Volatility Skyrockets as Market Tanks

by Melissa R. Brown, CFA

That the market’s recent rout was accompanied by rising levels of predicted volatility is hardly surprising. The magnitude of the increase, however, was another story. Short-horizon fundamental risk for the Russell 1000 hit a nine-month low of about 8% early in October but rapidly increased as the market fell, hitting a level of 13.7% as of October 24. The increase—almost six percentage points—left risk more than 70% higher than it was just 14 days earlier, and the scale of this increase is one of the highest we have observed over a similar time frame since at least 1990. In fact, the 5.7-percentage-point increase was higher than it was in 98% of the 14-day periods since 1990.

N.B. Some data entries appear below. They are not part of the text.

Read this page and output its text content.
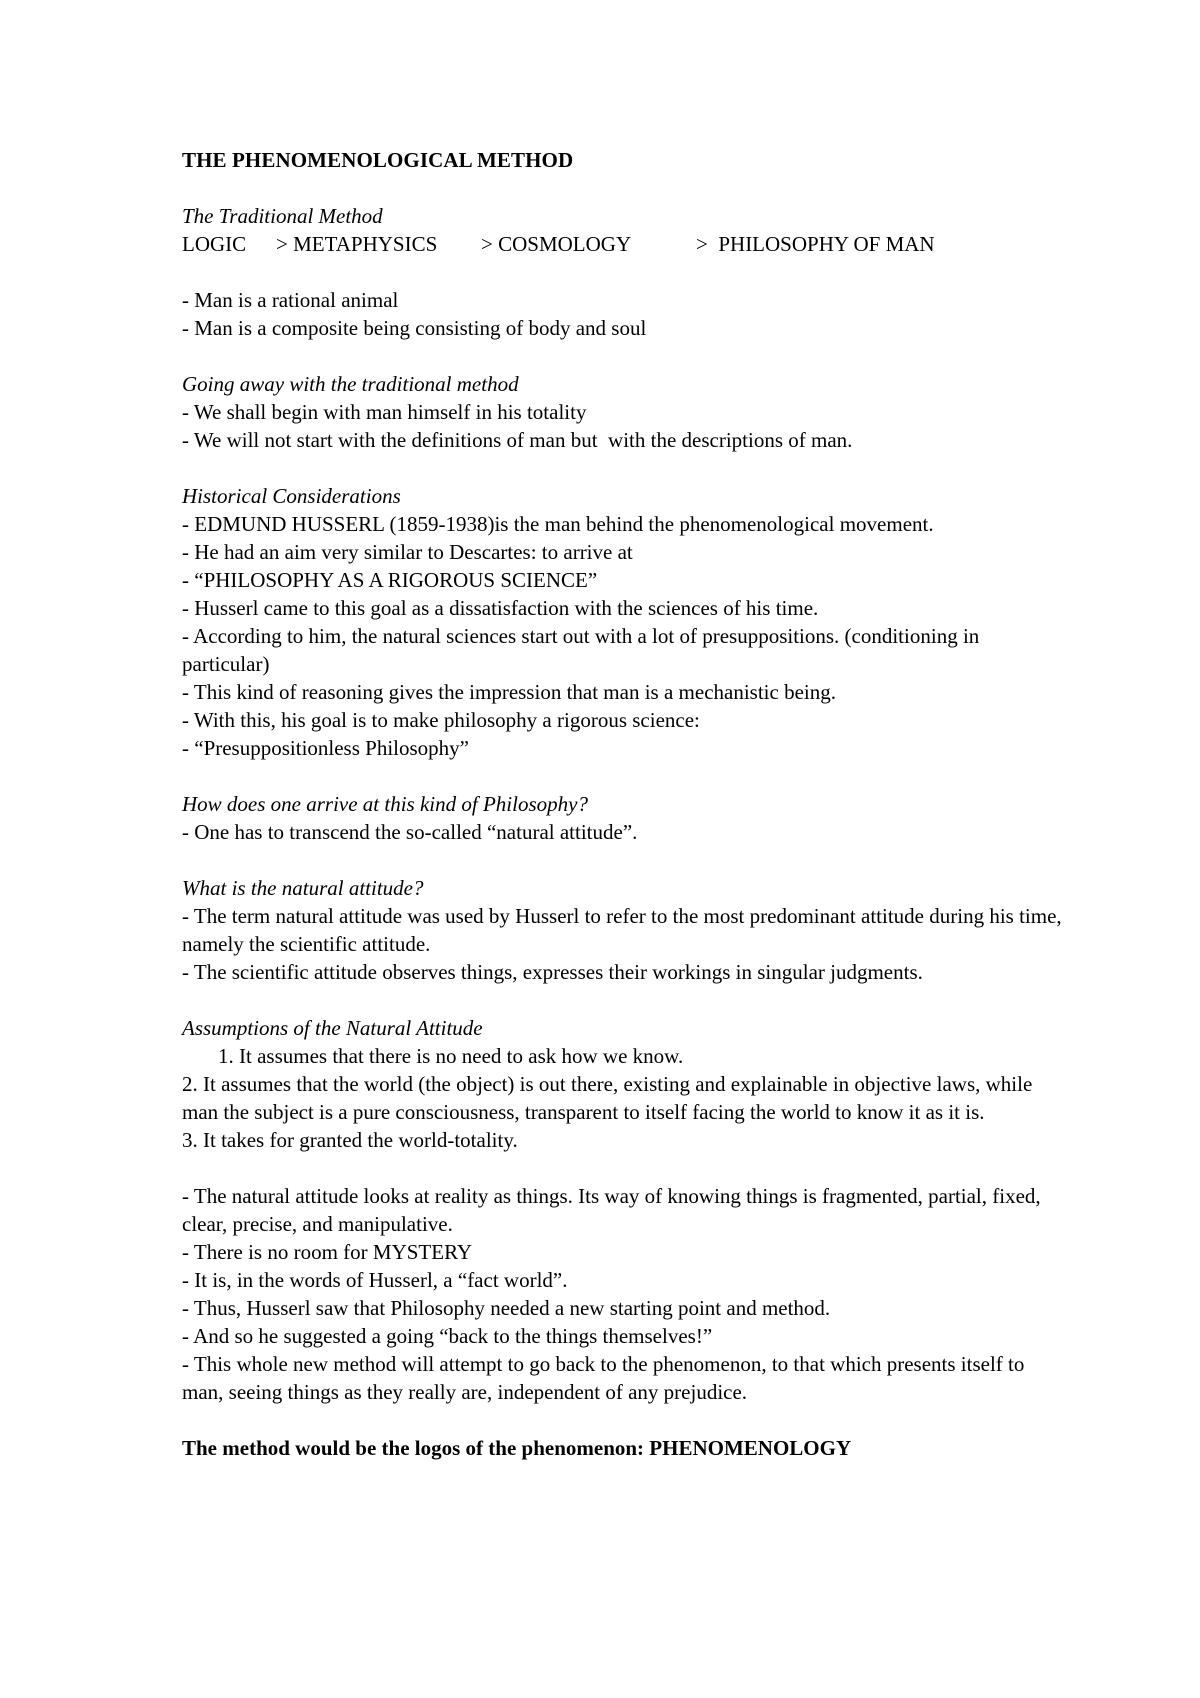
THE PHENOMENOLOGICAL METHOD
The Traditional Method
LOGIC	> METAPHYSICS	> COSMOLOGY	>  PHILOSOPHY OF MAN
- Man is a rational animal
- Man is a composite being consisting of body and soul
Going away with the traditional method
- We shall begin with man himself in his totality
- We will not start with the definitions of man but  with the descriptions of man.
Historical Considerations
- EDMUND HUSSERL (1859-1938)is the man behind the phenomenological movement.
- He had an aim very similar to Descartes: to arrive at
- “PHILOSOPHY AS A RIGOROUS SCIENCE”
- Husserl came to this goal as a dissatisfaction with the sciences of his time.
- According to him, the natural sciences start out with a lot of presuppositions. (conditioning in particular)
- This kind of reasoning gives the impression that man is a mechanistic being.
- With this, his goal is to make philosophy a rigorous science:
- “Presuppositionless Philosophy”
How does one arrive at this kind of Philosophy?
- One has to transcend the so-called “natural attitude”.
What is the natural attitude?
- The term natural attitude was used by Husserl to refer to the most predominant attitude during his time, namely the scientific attitude.
- The scientific attitude observes things, expresses their workings in singular judgments.
Assumptions of the Natural Attitude
1. It assumes that there is no need to ask how we know.
2. It assumes that the world (the object) is out there, existing and explainable in objective laws, while man the subject is a pure consciousness, transparent to itself facing the world to know it as it is.
3. It takes for granted the world-totality.
- The natural attitude looks at reality as things. Its way of knowing things is fragmented, partial, fixed, clear, precise, and manipulative.
- There is no room for MYSTERY
- It is, in the words of Husserl, a “fact world”.
- Thus, Husserl saw that Philosophy needed a new starting point and method.
- And so he suggested a going “back to the things themselves!”
- This whole new method will attempt to go back to the phenomenon, to that which presents itself to man, seeing things as they really are, independent of any prejudice.
The method would be the logos of the phenomenon: PHENOMENOLOGY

Since the recent risk nadir on October 4 was relatively low (in the bottom decile of Russell 1000 short-horizon risk levels since 1990), the percentage increase was even more striking. There have been only a handful of 14-day periods in which risk increased more than 70%, and most were either earlier this year or in August-September 2015. Risk had already been rising in 2008 when the bottom fell out of the market, so the risk increase in the subsequent 14 days was lower than it has been recently (5.9 p.p./35%), but of course volatility ultimately rose by almost 20 percentage points, or 109%.

As my colleague Olivier d’Assier pointed out in a blog post earlier this year (see The downside of too little downside risk), “you need to put the absolute size of a market downturn into its proper volatility context.” The recent market downturn, given the relatively low level of initial risk, is certainly one of the big ones.